Kommunen wollen mehr Geld für Digitalisierung an Schulen

Vom milliardenschweren Digital-Pakt der Bundesregierung sollen auch die Kommunen profitieren. Die begrüßen den Vorstoß von Ministerin Wanka, fordern aber deutlich mehr Geld.
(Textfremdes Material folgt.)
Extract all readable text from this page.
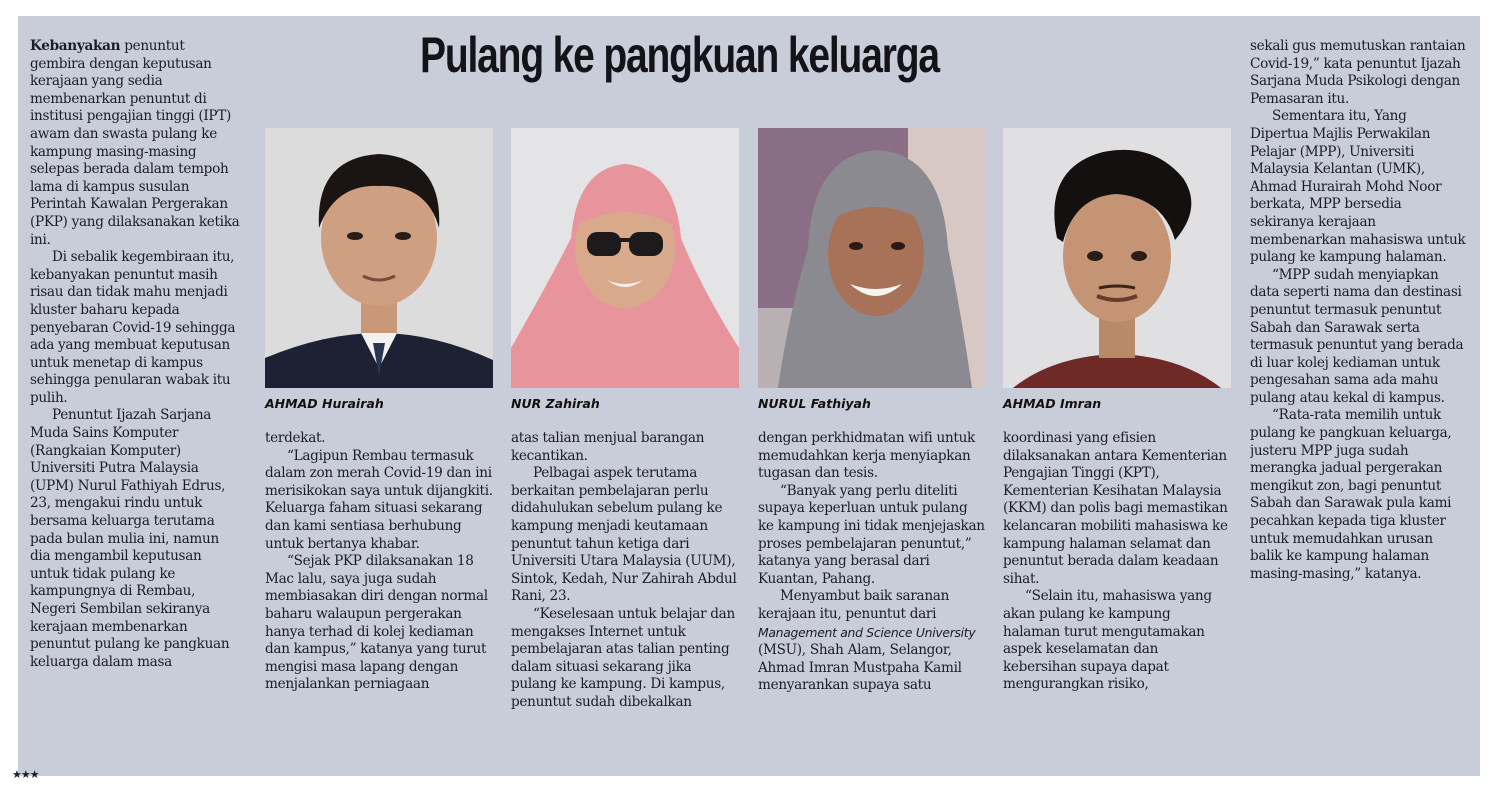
Pulang ke pangkuan keluarga

Kebanyakan penuntut gembira dengan keputusan kerajaan yang sedia membenarkan penuntut di institusi pengajian tinggi (IPT) awam dan swasta pulang ke kampung masing-masing selepas berada dalam tempoh lama di kampus susulan Perintah Kawalan Pergerakan (PKP) yang dilaksanakan ketika ini.

Di sebalik kegembiraan itu, kebanyakan penuntut masih risau dan tidak mahu menjadi kluster baharu kepada penyebaran Covid-19 sehingga ada yang membuat keputusan untuk menetap di kampus sehingga penularan wabak itu pulih.

Penuntut Ijazah Sarjana Muda Sains Komputer (Rangkaian Komputer) Universiti Putra Malaysia (UPM) Nurul Fathiyah Edrus, 23, mengakui rindu untuk bersama keluarga terutama pada bulan mulia ini, namun dia mengambil keputusan untuk tidak pulang ke kampungnya di Rembau, Negeri Sembilan sekiranya kerajaan membenarkan penuntut pulang ke pangkuan keluarga dalam masa

AHMAD Hurairah	NUR Zahirah	NURUL Fathiyah	AHMAD Imran

terdekat.

“Lagipun Rembau termasuk dalam zon merah Covid-19 dan ini merisikokan saya untuk dijangkiti. Keluarga faham situasi sekarang dan kami sentiasa berhubung untuk bertanya khabar.

“Sejak PKP dilaksanakan 18 Mac lalu, saya juga sudah membiasakan diri dengan normal baharu walaupun pergerakan hanya terhad di kolej kediaman dan kampus,” katanya yang turut mengisi masa lapang dengan menjalankan perniagaan

atas talian menjual barangan kecantikan.

Pelbagai aspek terutama berkaitan pembelajaran perlu didahulukan sebelum pulang ke kampung menjadi keutamaan penuntut tahun ketiga dari Universiti Utara Malaysia (UUM), Sintok, Kedah, Nur Zahirah Abdul Rani, 23.

“Keselesaan untuk belajar dan mengakses Internet untuk pembelajaran atas talian penting dalam situasi sekarang jika pulang ke kampung. Di kampus, penuntut sudah dibekalkan

dengan perkhidmatan wifi untuk memudahkan kerja menyiapkan tugasan dan tesis.

“Banyak yang perlu diteliti supaya keperluan untuk pulang ke kampung ini tidak menjejaskan proses pembelajaran penuntut,” katanya yang berasal dari Kuantan, Pahang.

Menyambut baik saranan kerajaan itu, penuntut dari Management and Science University (MSU), Shah Alam, Selangor, Ahmad Imran Mustpaha Kamil menyarankan supaya satu

koordinasi yang efisien dilaksanakan antara Kementerian Pengajian Tinggi (KPT), Kementerian Kesihatan Malaysia (KKM) dan polis bagi memastikan kelancaran mobiliti mahasiswa ke kampung halaman selamat dan penuntut berada dalam keadaan sihat.

“Selain itu, mahasiswa yang akan pulang ke kampung halaman turut mengutamakan aspek keselamatan dan kebersihan supaya dapat mengurangkan risiko,

sekali gus memutuskan rantaian Covid-19,” kata penuntut Ijazah Sarjana Muda Psikologi dengan Pemasaran itu.

Sementara itu, Yang Dipertua Majlis Perwakilan Pelajar (MPP), Universiti Malaysia Kelantan (UMK), Ahmad Hurairah Mohd Noor berkata, MPP bersedia sekiranya kerajaan membenarkan mahasiswa untuk pulang ke kampung halaman.

“MPP sudah menyiapkan data seperti nama dan destinasi penuntut termasuk penuntut Sabah dan Sarawak serta termasuk penuntut yang berada di luar kolej kediaman untuk pengesahan sama ada mahu pulang atau kekal di kampus.

“Rata-rata memilih untuk pulang ke pangkuan keluarga, justeru MPP juga sudah merangka jadual pergerakan mengikut zon, bagi penuntut Sabah dan Sarawak pula kami pecahkan kepada tiga kluster untuk memudahkan urusan balik ke kampung halaman masing-masing,” katanya.

★★★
Die Kommunen begrüßen die von Bundesbildungsministerin Johanna Wanka (CDU) auf den Weg gebrachte Digitalisierungsoffensive. Zugleich fordern sie, dass Bund und Länder deutlich mehr Geld in die Hand nehmen müssten, als die von Wanka genannten 5 Milliarden Euro. „Digitale Bildung kostet Geld. Es fehlt bislang an einer abschließenden Kostenschätzung, aber es müssen mindestens 2,5 Milliarden Euro pro Jahr aufgewendet werden“, sagt Gerd Landsberg, Hauptgeschäftsführer des Deutschen Städte- und Gemeindebundes (DStGB).

 

Es sei Aufgabe der Kultusministerkonferenz, für einheitliche Mindeststandards bei der schulischen Medienkompetenz zu sorgen. Eine dauerhafte Mitfinanzierung des Bundes in diesem Bereich sei unverzichtbar. „Perspektivisch sollten Möglichkeiten des Bundes zur gezielten Kooperation in der schulischen Bildung von Bund und Ländern unter Wahrung der Kultushoheit der Länder geschaffen werden“, fordert der kommunale Spitzenverband.

 

Bundesministerin Wanka hat angekündigt, einen Digital-Pakt mit den Ländern schließen zu wollen, um die Schulen in Deutschland flächendeckend fit für die digitale Bildung zu machen. Die Bundesregierung will über einen Zeitraum von fünf Jahren mit rund 5 Milliarden Euro alle Schulen in Deutschland mit Breitband, W-Lan und digitalen „Werkzeugen“ versorgen.

 

Unter anderem sieht Wankas Digitalisierungsoffensive die Gründung von bis zu 20 Regionalen Kompetenzzentren Digitalisierung vor. Diese sollen Kommunen dabei unterstützen, vor Ort Digitalisierungsstrategien im Bereich der Bildung zu entwickeln.